Sunday, March 22, 2009

Adaptation

I was reading some literature on the compressive loads experienced by the spine during deadlifts when I came across some interesting data from a study by Granhed et al. (1987). They calculated loads on the L3 vertebrae of experienced powerlifters (all of the lifters in the study were pulling over 200 kg, with a few over 300 kg). What I found interesting was that the authors reported the the annual lifting tonnage from the lifters' training records. I've re-plotted the data below:
This is essentially Granhed et als third figure, although I've switched the axes to reflect my belief in the causal variable, and included the weights for the lifters and data for control subjects.

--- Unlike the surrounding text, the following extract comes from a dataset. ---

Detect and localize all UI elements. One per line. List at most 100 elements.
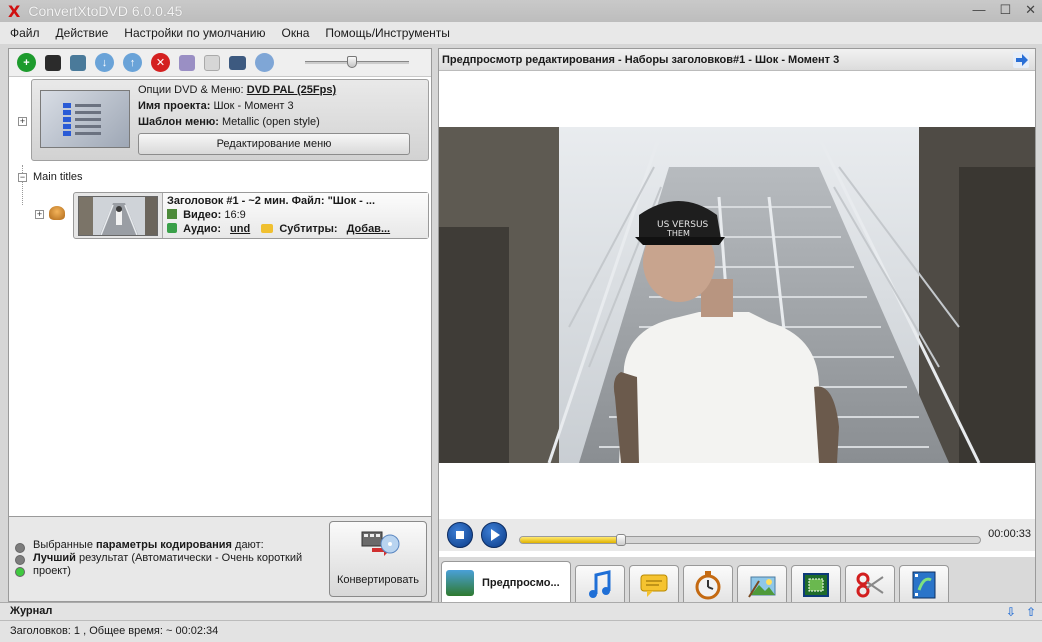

The data isn't exactly surprising, and there's good evidence that resistance-exercise makes bone stronger (Suominen, 1993). Of course, the study was cross-sectional, so it's unclear how much increase in bone mineral content these lifters saw over the course of their individual training. It's entirely possible that only lifters with strong spines ever manage to lift a lot of weight over the course of a year, and that they experienced little or no adaptation in bone density from lifting heavy weights. Undoubtedly, this bias exists to some degree; the deadlift is an incredible selective pressure after all (I can count on one hand the number of people I've seen deadlift in my gym over 2 years; ok, that's true only if I exclude the Crossfitters, otherwise I would need two hands). Nevertheless, data from longitudinal studies in athletes suggests that increases in bone density are indeed related to training, suggesting that the above plot isn't entirely correlational.

Oh, and the forces on the lumbar spine during the conventional deadlift? No surprise, they are huge, and the worse your form, the more force you are exposing your spine to. Calculated loads for competitive powerlifters exceed 20 kilonewtons. Climbers will recognize that this is close to the rated strength of many carabiners.

5 comments:

kenny g said...

Hey B, where do you estimate you fall on the DL tonnage axis?

g said...

The reversing the axis is the best part.

brian said...

The last few sessions have been a total of 1.5-2.8 tons for the deadlift. That would still put me below the leftmost lifter on the graph.

However, it wasn't clear from the paper whether they only took deadlifting into account. The squat would also likely have a decent training effect.

Scott said...

13.7 tons per day.

brian said...

No wonder that dude has a strong back.